Article ID: | iaor20083725 |
Country: | Netherlands |
Volume: | 53 |
Issue: | 4 |
Start Page Number: | 642 |
End Page Number: | 666 |
Publication Date: | Nov 2007 |
Journal: | Computers & Industrial Engineering |
Authors: | Rahimi-Vahed Alireza R., Mirzaei Ali Hossein |
Keywords: | heuristics, heuristics: genetic algorithms |
In this paper, a mixed-model assembly line (MMAL) sequencing problem is studied. This type of production system is used to manufacture multiple products along a single assembly line while maintaining the least possible inventories. With the growth in customers' demand diversification, mixed-model assembly lines have gained increasing importance in the field of management.
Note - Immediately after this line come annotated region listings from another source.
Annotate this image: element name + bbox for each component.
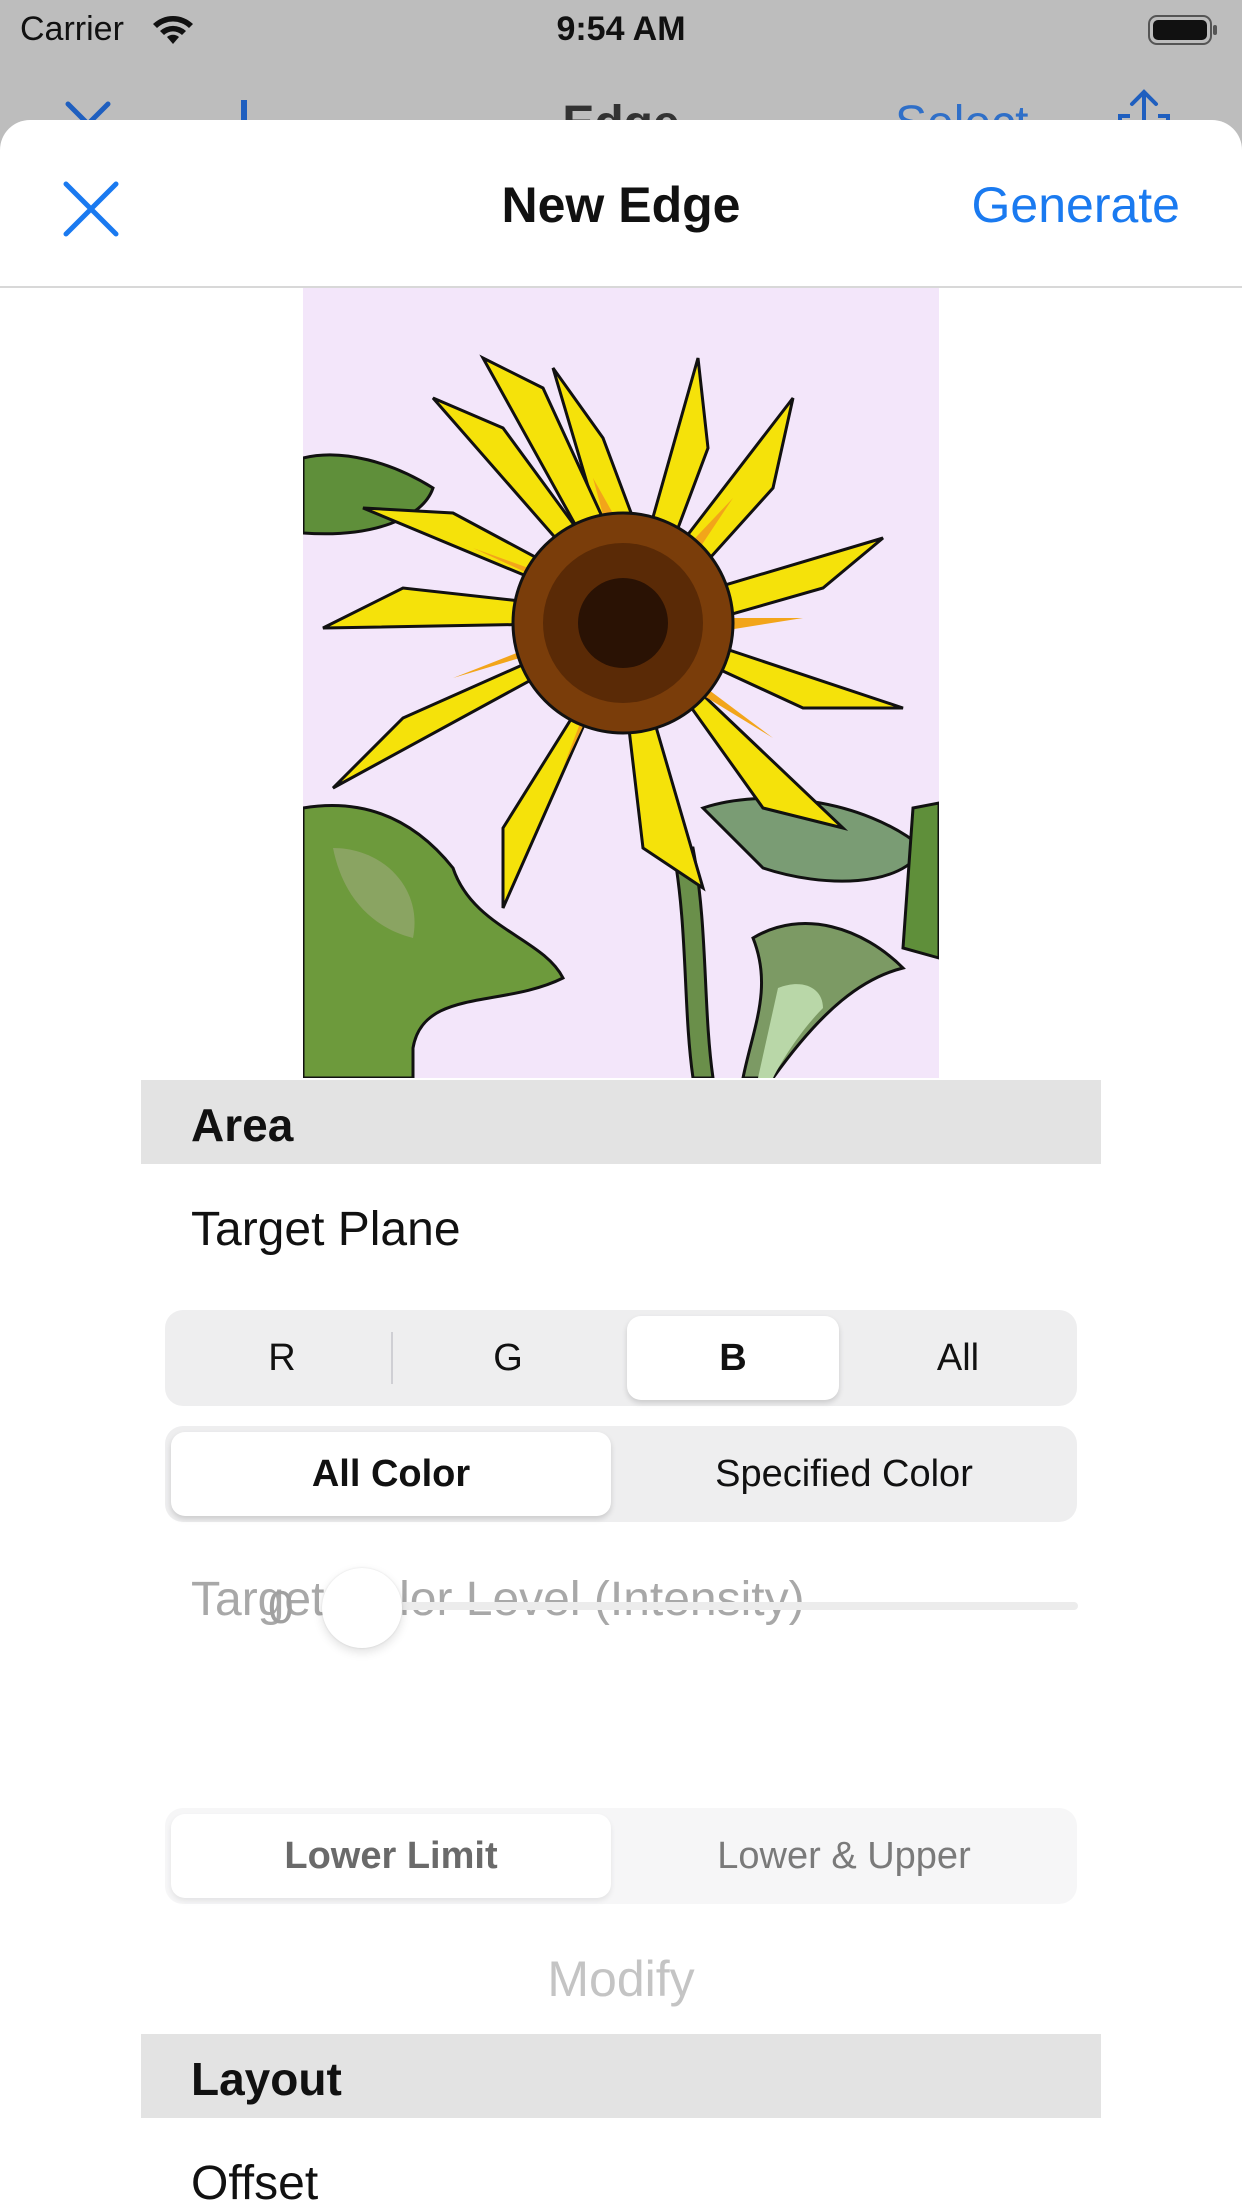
area-section-header: Area xyxy=(141,1080,1101,1164)
level-slider-thumb[interactable] xyxy=(322,1568,402,1648)
level-slider-track[interactable] xyxy=(340,1602,1078,1610)
lower-upper-segment[interactable]: Lower & Upper xyxy=(617,1814,1071,1898)
layout-section-header: Layout xyxy=(141,2034,1101,2118)
limit-segmented-control: Lower Limit Lower & Upper xyxy=(165,1808,1077,1904)
plane-segment-g[interactable]: G xyxy=(397,1316,619,1400)
specified-color-segment[interactable]: Specified Color xyxy=(617,1432,1071,1516)
target-plane-label: Target Plane xyxy=(191,1203,461,1256)
generate-button[interactable]: Generate xyxy=(972,176,1180,234)
level-slider-value: 0 xyxy=(268,1581,294,1633)
area-section-title: Area xyxy=(191,1099,294,1151)
status-bar: Carrier 9:54 AM xyxy=(0,0,1242,60)
battery-icon xyxy=(1148,15,1217,45)
edge-preview-image xyxy=(303,288,939,1078)
all-color-segment[interactable]: All Color xyxy=(171,1432,611,1516)
modify-button[interactable]: Modify xyxy=(0,1950,1242,2008)
new-edge-sheet: New Edge Generate Area Target Plane R G … xyxy=(0,120,1242,2208)
sheet-header: New Edge Generate xyxy=(0,120,1242,288)
plane-segment-r[interactable]: R xyxy=(171,1316,393,1400)
segment-divider xyxy=(391,1332,393,1384)
target-plane-segmented-control: R G B All xyxy=(165,1310,1077,1406)
plane-segment-all[interactable]: All xyxy=(845,1316,1071,1400)
lower-limit-segment[interactable]: Lower Limit xyxy=(171,1814,611,1898)
plane-segment-b[interactable]: B xyxy=(627,1316,839,1400)
offset-label: Offset xyxy=(191,2157,319,2208)
color-mode-segmented-control: All Color Specified Color xyxy=(165,1426,1077,1522)
layout-section-title: Layout xyxy=(191,2053,342,2105)
status-time: 9:54 AM xyxy=(556,10,686,48)
sunflower-image xyxy=(303,288,939,1078)
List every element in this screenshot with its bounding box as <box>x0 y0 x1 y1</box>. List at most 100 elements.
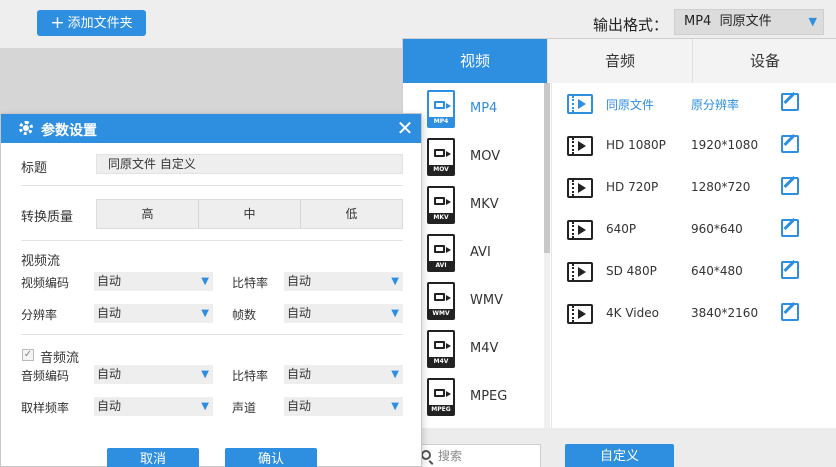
scrollbar-thumb[interactable] <box>544 83 550 253</box>
format-item-mov[interactable]: MOV MOV <box>403 134 544 182</box>
dropdown-caret-icon: ▼ <box>201 401 209 412</box>
preset-row-1080p[interactable]: HD 1080P 1920*1080 <box>552 125 836 167</box>
mp4-file-icon: MP4 <box>427 90 455 128</box>
select-value: 自动 <box>97 274 122 288</box>
search-icon <box>421 450 431 460</box>
format-name: AVI <box>470 245 491 260</box>
wmv-file-icon: WMV <box>427 282 455 320</box>
close-icon[interactable]: ✕ <box>395 117 415 139</box>
framerate-select[interactable]: 自动 ▼ <box>284 304 403 323</box>
edit-icon[interactable] <box>781 219 799 237</box>
audio-stream-checkbox[interactable]: ✓ <box>22 349 34 361</box>
video-codec-select[interactable]: 自动 ▼ <box>94 272 213 291</box>
mov-file-icon: MOV <box>427 138 455 176</box>
tab-video[interactable]: 视频 <box>403 39 547 83</box>
framerate-label: 帧数 <box>232 308 257 322</box>
dropdown-caret-icon: ▼ <box>391 276 399 287</box>
tab-audio[interactable]: 音频 <box>547 39 692 83</box>
film-icon <box>567 136 593 156</box>
edit-icon[interactable] <box>781 177 799 195</box>
settings-dialog: 参数设置 ✕ 标题 同原文件 自定义 转换质量 高 中 低 视频流 视频编码 自… <box>0 113 422 467</box>
audio-codec-select[interactable]: 自动 ▼ <box>94 365 213 384</box>
select-value: 自动 <box>97 306 122 320</box>
format-list-scrollbar[interactable] <box>544 83 550 428</box>
preset-name: SD 480P <box>606 264 657 278</box>
add-folder-button[interactable]: + 添加文件夹 <box>37 10 146 36</box>
preset-resolution: 960*640 <box>691 222 743 236</box>
cancel-button[interactable]: 取消 <box>107 448 199 467</box>
film-icon <box>567 304 593 324</box>
sample-rate-label: 取样频率 <box>21 401 70 415</box>
resolution-select[interactable]: 自动 ▼ <box>94 304 213 323</box>
output-format-select[interactable]: MP4 同原文件 ▼ <box>674 9 824 35</box>
preset-name: 同原文件 <box>606 98 655 112</box>
avi-file-icon: AVI <box>427 234 455 272</box>
format-name: MOV <box>470 149 501 164</box>
edit-icon[interactable] <box>781 93 799 111</box>
audio-bitrate-select[interactable]: 自动 ▼ <box>284 365 403 384</box>
search-placeholder: 搜索 <box>438 449 463 463</box>
title-input[interactable]: 同原文件 自定义 <box>96 154 403 174</box>
gear-icon <box>19 121 33 135</box>
preset-resolution: 原分辨率 <box>691 98 740 112</box>
custom-button[interactable]: 自定义 <box>565 444 674 467</box>
tab-device[interactable]: 设备 <box>692 39 836 83</box>
film-icon <box>567 220 593 240</box>
search-input[interactable]: 搜索 <box>415 444 541 467</box>
dropdown-caret-icon: ▼ <box>391 308 399 319</box>
preset-resolution: 640*480 <box>691 264 743 278</box>
divider <box>21 240 403 241</box>
channel-select[interactable]: 自动 ▼ <box>284 397 403 416</box>
preset-row-4k[interactable]: 4K Video 3840*2160 <box>552 293 836 335</box>
select-value: 自动 <box>287 306 312 320</box>
confirm-button[interactable]: 确认 <box>225 448 317 467</box>
format-panel-footer: 搜索 自定义 <box>403 428 836 467</box>
audio-stream-label: 音频流 <box>40 351 80 366</box>
edit-icon[interactable] <box>781 135 799 153</box>
title-label: 标题 <box>21 161 48 176</box>
film-icon <box>567 178 593 198</box>
quality-label: 转换质量 <box>21 210 74 225</box>
format-name: MP4 <box>470 101 498 116</box>
format-item-mp4[interactable]: MP4 MP4 <box>403 86 544 134</box>
format-item-mpeg[interactable]: MPEG MPEG <box>403 374 544 422</box>
preset-name: HD 720P <box>606 180 659 194</box>
output-format-label: 输出格式： <box>593 16 669 34</box>
preset-row-480p[interactable]: SD 480P 640*480 <box>552 251 836 293</box>
dropdown-caret-icon: ▼ <box>201 369 209 380</box>
format-item-m4v[interactable]: M4V M4V <box>403 326 544 374</box>
video-bitrate-label: 比特率 <box>232 276 269 290</box>
format-item-avi[interactable]: AVI AVI <box>403 230 544 278</box>
select-value: 自动 <box>97 367 122 381</box>
preset-row-original[interactable]: 同原文件 原分辨率 <box>552 83 836 125</box>
preset-name: 640P <box>606 222 637 236</box>
quality-high-button[interactable]: 高 <box>97 200 198 228</box>
select-value: 自动 <box>287 274 312 288</box>
quality-medium-button[interactable]: 中 <box>198 200 300 228</box>
audio-bitrate-label: 比特率 <box>232 369 269 383</box>
format-item-mkv[interactable]: MKV MKV <box>403 182 544 230</box>
video-stream-label: 视频流 <box>21 254 61 269</box>
dropdown-caret-icon: ▼ <box>201 308 209 319</box>
preset-resolution: 1280*720 <box>691 180 751 194</box>
preset-row-720p[interactable]: HD 720P 1280*720 <box>552 167 836 209</box>
dropdown-caret-icon: ▼ <box>808 15 817 28</box>
video-codec-label: 视频编码 <box>21 276 70 290</box>
preset-row-640p[interactable]: 640P 960*640 <box>552 209 836 251</box>
format-item-wmv[interactable]: WMV WMV <box>403 278 544 326</box>
sample-rate-select[interactable]: 自动 ▼ <box>94 397 213 416</box>
dropdown-caret-icon: ▼ <box>391 401 399 412</box>
format-name: MPEG <box>470 389 508 404</box>
format-panel: 视频 音频 设备 MP4 MP4 MOV MOV MKV MKV AVI AVI… <box>402 38 836 467</box>
edit-icon[interactable] <box>781 303 799 321</box>
mpeg-file-icon: MPEG <box>427 378 455 416</box>
dropdown-caret-icon: ▼ <box>201 276 209 287</box>
dialog-title: 参数设置 <box>41 123 97 139</box>
format-name: M4V <box>470 341 499 356</box>
mkv-file-icon: MKV <box>427 186 455 224</box>
video-bitrate-select[interactable]: 自动 ▼ <box>284 272 403 291</box>
select-value: 自动 <box>287 367 312 381</box>
edit-icon[interactable] <box>781 261 799 279</box>
quality-low-button[interactable]: 低 <box>300 200 402 228</box>
format-name: WMV <box>470 293 503 308</box>
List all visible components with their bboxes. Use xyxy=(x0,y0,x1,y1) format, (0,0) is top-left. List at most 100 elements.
Among the available criteria used to judge a sequence in MMAL, the following three are taken into account: the minimization of total utility work, total production rate variation, and total setup cost. Due to the complexity of the problem, it is very difficult to obtain optimum solution for this kind of problems by means of traditional approaches. Therefore, a hybrid multi-objective algorithm based on shuffled frog-leaping algorithm and bacteria optimization are deployed. The performance of the proposed hybrid algorithm is then compared with three well-known genetic algorithms, i.e. PS-NC GA, NSGA-II, and SPEA-II. The computational results show that the proposed hybrid algorithm outperforms the existing genetic algorithms, significantly in large-sized problems.